One of the highlights of the plan is to re-establish traditional burning practices in order to decrease fuel loads and the risk for more severe wildfires when they do happen. Traditional burning was used by the Karuk to burn off specific types of vegetation and promote continued diversity in the landscape. Tripp notes that these practices are an example of how humans can play a positive role in maintaining a sound ecological cycle in the forests.
“The practice of utilizing fire to manage resources in a traditional way not only improves the use quality of forest resources, it also builds and maintains resiliency in the ecological process of entire landscapes” explains Tripp.
Another crucial aspect of the Plan is the life cycle of fish, like salmon, that are central to Karuk food traditions and ecosystem health.
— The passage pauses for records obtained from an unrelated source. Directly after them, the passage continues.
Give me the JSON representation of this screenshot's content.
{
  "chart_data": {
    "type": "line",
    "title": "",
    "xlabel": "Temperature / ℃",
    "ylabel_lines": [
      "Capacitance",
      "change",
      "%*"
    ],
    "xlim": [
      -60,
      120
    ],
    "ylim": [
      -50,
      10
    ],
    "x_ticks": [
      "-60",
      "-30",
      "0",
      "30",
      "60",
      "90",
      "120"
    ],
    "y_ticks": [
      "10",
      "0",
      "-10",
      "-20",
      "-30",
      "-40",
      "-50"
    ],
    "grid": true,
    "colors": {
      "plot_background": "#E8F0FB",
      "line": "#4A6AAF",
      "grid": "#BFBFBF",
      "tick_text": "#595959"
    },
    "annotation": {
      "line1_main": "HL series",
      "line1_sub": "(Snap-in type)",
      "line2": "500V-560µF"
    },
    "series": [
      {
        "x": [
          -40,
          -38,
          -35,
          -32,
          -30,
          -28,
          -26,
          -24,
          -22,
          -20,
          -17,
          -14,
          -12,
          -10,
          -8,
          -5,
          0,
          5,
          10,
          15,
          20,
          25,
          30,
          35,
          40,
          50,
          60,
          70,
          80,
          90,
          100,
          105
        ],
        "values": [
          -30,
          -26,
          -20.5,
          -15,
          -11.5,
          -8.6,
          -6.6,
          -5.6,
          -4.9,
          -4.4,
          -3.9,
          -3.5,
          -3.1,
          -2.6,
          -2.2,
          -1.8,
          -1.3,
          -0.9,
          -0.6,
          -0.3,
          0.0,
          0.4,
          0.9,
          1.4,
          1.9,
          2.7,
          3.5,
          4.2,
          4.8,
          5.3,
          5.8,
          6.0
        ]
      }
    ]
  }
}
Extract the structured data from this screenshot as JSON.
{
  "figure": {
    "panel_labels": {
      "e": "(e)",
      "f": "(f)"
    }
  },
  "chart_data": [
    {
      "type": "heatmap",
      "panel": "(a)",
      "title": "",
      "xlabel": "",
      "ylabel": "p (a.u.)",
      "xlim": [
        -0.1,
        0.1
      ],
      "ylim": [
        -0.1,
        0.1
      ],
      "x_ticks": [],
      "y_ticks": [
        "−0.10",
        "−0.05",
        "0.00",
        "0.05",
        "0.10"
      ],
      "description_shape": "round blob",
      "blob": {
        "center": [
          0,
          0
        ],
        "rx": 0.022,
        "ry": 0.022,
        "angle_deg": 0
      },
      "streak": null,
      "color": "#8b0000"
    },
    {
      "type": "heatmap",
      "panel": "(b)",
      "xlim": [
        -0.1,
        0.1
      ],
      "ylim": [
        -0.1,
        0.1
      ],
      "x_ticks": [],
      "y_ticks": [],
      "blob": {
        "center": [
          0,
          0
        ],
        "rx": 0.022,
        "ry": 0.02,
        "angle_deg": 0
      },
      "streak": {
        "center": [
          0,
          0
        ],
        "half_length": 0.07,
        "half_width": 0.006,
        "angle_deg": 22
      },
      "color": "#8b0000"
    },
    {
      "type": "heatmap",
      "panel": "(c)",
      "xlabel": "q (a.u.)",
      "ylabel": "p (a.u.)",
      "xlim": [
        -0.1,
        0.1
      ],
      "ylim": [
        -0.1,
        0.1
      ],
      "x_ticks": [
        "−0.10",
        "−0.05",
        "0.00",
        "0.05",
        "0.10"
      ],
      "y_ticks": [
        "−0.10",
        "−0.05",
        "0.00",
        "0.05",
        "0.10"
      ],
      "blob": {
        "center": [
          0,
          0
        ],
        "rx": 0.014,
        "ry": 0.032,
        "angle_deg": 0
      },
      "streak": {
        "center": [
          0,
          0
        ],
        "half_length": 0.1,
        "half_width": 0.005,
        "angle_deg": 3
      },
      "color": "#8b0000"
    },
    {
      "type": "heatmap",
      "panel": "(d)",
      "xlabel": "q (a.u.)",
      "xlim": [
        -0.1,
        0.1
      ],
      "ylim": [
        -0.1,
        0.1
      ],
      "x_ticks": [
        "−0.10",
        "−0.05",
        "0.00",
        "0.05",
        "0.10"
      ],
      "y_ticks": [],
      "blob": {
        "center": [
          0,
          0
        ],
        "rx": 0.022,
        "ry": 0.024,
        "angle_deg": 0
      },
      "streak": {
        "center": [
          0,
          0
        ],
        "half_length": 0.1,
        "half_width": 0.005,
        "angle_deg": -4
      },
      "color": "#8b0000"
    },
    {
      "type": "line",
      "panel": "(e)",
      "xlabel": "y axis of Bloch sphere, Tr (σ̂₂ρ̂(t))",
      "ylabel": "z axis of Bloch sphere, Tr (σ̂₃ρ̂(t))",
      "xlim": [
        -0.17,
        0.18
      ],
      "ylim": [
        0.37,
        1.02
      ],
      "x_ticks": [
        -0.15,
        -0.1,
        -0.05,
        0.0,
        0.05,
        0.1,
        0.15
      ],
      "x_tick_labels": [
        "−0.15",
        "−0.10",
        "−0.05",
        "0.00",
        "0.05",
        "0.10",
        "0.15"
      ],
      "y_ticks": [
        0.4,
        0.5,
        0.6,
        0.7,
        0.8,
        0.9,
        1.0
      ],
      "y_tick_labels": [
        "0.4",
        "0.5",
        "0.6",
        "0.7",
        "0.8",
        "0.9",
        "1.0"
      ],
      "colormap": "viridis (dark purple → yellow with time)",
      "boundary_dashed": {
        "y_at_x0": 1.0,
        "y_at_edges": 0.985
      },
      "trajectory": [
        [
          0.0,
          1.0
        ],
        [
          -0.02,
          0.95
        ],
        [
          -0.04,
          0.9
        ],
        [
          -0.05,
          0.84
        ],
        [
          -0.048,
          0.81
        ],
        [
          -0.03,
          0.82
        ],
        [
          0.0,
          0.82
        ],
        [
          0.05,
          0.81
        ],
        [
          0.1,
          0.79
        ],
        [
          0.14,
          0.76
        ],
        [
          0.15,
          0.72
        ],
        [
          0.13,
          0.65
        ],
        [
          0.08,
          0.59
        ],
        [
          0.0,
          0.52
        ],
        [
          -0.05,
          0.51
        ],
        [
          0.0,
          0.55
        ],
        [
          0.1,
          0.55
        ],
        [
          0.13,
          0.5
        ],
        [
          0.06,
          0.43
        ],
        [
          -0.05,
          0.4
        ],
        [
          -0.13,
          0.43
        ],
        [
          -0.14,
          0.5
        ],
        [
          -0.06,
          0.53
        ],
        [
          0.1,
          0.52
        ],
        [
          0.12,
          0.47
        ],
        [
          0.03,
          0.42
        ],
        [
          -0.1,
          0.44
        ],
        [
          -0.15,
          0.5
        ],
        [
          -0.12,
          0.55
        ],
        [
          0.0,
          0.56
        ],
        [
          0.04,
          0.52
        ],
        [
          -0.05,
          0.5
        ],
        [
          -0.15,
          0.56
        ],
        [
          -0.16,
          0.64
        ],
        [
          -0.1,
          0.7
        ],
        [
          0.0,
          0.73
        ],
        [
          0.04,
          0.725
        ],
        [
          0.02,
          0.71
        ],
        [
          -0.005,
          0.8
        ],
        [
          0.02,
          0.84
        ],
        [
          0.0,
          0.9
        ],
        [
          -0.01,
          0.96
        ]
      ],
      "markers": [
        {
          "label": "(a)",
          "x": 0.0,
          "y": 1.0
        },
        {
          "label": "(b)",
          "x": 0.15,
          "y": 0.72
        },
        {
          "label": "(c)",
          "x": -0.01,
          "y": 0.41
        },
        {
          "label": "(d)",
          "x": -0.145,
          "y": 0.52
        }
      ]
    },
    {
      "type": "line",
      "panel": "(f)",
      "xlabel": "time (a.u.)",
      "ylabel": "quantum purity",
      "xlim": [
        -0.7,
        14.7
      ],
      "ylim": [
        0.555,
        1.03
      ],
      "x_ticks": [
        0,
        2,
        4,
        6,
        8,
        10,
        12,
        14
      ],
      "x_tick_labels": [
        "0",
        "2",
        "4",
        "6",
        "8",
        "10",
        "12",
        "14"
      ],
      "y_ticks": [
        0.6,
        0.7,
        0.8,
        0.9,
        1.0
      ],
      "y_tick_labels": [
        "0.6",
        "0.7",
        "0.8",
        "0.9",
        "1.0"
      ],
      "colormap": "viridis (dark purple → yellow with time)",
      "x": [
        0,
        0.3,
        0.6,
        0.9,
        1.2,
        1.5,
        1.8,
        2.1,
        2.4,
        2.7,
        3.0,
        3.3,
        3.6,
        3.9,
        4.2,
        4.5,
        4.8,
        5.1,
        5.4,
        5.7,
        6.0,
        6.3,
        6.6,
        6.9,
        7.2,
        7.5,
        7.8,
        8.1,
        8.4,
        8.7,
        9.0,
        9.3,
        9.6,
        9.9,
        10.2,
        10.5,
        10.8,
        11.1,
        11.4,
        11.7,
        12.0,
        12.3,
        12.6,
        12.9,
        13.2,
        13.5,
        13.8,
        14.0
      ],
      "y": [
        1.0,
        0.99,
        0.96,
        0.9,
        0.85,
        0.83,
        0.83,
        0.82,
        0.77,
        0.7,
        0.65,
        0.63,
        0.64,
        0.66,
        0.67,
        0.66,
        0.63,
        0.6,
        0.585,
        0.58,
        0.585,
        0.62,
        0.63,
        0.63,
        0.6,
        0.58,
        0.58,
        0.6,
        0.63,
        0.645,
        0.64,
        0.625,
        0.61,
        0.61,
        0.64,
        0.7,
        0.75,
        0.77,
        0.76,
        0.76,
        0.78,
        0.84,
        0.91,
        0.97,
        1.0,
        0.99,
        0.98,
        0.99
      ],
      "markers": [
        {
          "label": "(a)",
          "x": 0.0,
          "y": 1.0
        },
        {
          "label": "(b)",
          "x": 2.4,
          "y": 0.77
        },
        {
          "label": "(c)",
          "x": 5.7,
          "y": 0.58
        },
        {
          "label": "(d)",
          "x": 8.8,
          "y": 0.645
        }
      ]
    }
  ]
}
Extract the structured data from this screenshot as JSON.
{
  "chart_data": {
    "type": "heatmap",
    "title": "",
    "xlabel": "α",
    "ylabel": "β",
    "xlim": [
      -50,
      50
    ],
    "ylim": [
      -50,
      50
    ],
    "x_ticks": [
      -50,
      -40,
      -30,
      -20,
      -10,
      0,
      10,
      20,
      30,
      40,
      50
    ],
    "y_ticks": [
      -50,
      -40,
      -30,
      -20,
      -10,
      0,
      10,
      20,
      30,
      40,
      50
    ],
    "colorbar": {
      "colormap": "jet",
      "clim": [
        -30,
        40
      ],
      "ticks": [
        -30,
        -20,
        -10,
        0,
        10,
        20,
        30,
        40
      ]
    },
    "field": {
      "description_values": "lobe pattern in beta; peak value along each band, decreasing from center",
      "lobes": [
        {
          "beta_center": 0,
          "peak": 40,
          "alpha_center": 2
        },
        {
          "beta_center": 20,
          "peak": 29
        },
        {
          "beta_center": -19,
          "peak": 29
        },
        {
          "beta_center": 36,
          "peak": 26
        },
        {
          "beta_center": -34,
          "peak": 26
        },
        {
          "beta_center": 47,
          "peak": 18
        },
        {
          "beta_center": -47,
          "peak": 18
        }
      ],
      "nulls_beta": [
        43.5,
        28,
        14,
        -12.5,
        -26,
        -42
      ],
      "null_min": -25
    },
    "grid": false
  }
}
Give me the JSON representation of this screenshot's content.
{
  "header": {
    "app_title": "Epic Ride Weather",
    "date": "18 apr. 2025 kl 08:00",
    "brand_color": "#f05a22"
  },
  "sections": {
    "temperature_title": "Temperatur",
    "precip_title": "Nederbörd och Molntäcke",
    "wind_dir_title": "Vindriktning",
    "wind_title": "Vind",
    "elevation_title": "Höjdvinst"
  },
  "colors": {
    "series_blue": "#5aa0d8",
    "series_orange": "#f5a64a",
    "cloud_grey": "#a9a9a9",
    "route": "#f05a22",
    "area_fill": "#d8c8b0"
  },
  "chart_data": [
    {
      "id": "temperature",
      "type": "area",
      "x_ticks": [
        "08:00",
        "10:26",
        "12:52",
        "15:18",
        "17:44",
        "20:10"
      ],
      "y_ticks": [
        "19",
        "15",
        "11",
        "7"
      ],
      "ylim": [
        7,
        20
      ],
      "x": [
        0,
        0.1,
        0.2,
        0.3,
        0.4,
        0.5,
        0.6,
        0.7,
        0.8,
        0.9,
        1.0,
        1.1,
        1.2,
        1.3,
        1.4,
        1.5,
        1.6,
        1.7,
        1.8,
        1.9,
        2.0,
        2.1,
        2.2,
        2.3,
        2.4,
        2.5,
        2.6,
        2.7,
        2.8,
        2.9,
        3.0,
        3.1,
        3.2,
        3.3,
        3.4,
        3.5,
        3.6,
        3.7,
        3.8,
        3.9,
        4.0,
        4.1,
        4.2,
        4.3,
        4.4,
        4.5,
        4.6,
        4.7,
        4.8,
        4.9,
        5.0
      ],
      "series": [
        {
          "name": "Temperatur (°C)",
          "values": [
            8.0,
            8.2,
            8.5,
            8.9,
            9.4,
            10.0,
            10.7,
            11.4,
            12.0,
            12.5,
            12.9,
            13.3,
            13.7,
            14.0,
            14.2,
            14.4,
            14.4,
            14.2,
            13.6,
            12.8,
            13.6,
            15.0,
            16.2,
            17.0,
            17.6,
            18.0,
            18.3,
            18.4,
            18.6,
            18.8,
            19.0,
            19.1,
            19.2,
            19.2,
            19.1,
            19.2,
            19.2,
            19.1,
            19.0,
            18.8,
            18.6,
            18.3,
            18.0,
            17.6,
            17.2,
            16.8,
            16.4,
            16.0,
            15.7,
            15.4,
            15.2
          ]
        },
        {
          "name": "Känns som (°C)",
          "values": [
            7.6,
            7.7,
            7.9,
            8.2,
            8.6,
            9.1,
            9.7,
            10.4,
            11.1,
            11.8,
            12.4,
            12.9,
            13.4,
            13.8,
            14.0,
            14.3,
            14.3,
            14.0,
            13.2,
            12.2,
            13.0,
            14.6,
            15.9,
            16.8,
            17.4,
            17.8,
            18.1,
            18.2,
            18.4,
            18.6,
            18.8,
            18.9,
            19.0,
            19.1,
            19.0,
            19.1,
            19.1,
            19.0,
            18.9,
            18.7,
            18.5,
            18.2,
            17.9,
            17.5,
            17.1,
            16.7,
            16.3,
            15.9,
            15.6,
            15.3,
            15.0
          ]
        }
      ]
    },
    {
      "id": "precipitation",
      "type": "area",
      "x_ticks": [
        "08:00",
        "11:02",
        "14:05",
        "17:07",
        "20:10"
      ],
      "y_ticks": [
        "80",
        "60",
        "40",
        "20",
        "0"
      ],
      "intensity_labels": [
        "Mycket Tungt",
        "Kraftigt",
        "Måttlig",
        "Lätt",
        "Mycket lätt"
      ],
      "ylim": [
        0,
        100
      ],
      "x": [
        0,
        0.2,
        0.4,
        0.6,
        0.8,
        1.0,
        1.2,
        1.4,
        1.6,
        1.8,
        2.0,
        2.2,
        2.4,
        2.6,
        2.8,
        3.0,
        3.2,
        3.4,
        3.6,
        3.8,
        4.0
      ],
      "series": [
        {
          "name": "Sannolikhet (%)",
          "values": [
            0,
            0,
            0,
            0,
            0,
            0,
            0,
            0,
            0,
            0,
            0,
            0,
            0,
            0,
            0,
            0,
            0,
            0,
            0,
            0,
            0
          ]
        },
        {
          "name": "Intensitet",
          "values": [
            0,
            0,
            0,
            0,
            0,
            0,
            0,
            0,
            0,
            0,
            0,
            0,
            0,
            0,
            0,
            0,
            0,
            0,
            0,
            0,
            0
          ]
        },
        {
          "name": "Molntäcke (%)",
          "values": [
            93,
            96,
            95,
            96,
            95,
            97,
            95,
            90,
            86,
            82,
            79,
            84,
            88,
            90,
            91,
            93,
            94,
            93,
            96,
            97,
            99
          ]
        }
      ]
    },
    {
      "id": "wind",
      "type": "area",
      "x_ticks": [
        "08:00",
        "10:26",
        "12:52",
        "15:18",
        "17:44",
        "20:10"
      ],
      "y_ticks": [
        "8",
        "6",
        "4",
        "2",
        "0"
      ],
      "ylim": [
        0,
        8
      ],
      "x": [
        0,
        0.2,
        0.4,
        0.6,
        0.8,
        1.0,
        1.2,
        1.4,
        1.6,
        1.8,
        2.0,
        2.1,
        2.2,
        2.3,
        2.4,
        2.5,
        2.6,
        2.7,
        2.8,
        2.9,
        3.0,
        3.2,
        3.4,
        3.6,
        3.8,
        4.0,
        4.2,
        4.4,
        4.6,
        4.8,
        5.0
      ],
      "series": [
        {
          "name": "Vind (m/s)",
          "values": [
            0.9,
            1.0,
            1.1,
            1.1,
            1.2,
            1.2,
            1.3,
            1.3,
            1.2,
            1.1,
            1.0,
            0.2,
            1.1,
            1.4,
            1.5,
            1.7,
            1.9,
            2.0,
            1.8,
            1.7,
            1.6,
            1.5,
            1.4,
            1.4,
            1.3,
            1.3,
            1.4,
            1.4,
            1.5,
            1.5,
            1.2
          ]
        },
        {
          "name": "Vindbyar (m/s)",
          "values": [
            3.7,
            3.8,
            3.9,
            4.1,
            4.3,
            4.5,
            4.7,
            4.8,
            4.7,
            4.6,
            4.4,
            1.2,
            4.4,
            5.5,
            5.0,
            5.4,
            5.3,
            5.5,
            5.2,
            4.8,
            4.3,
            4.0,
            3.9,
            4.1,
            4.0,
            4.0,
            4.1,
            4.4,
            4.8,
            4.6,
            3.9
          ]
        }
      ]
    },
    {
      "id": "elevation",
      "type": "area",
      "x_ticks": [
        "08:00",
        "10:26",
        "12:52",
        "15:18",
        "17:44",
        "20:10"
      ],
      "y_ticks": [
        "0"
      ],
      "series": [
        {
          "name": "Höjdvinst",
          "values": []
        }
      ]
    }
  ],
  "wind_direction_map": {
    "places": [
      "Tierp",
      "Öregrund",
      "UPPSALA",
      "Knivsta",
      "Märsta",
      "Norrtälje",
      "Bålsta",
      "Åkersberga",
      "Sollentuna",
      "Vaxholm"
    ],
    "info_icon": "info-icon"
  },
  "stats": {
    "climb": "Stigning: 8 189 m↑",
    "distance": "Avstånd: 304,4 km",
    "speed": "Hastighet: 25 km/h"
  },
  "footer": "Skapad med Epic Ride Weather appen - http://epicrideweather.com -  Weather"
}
Traditionally, the Karuk regulated fishing schedules to allow the first salmon to pass, ensuring that those most likely to survive made it to prime spawning grounds. There were also designated fishing periods and locations to promote successful reproduction. Tripp says regulatory agencies have established practices that are harmful this cycle.
“Today, regulatory agencies permit the harvest of fish that would otherwise be protected under traditional harvest management principles and close the harvest season when the fish least likely to reach the very upper river reaches are passing through,” says Tripp.
The Karuk tribe is now working closely with researchers from universities such as University of California, Berkeley and the University of California, Davis as well as public agencies so that this traditional knowledge can one day be accepted by mainstream and academic circles dealing with climate change mitigation and adaptation practices.
According to the Plan, these land management practices are more cost effective than those currently practiced by public agencies; and, if implemented, they will greatly reduce taxpayer cost burdens and create employment. The Karuk hope to create a workforce development program that will hire tribal members to implement the plan’s goals, such as multi-site cultural burning practices.
The Plan has a long way to full realization and Federal recognition. According to the National Indian Forest Resources Management Act and the National Environmental Protection Act, it must go through a formal review process. Besides that, the Karuk Tribe is still solidifying funding to pursue its goals.
The work of California’s environmental stewards will always be in demand, and the Karuk are taking the lead in showing how community wisdom can be used to generate an integrated approach to climate change. Such integrated and community engaged policy approaches are rare throughout the state but are emerging in other areas. In Oakland, for example, the Oakland Climate Action Coalition engaged community members and a diverse group of social justice, labor, environmental, and business organizations to develop an Energy and Climate Action Plan that outlines specific ways for the City to reduce greenhouse gas emissions and create a sustainable economy.
In the end, Tripp hopes the Karuk Plan will not only inspire others and address the global environmental plight, but also help to maintain the very core of his people. In his words: “Being adaptable to climate change is part of that, but primarily it is about enabling us to maintain our identity and the people in this place in perpetuity.”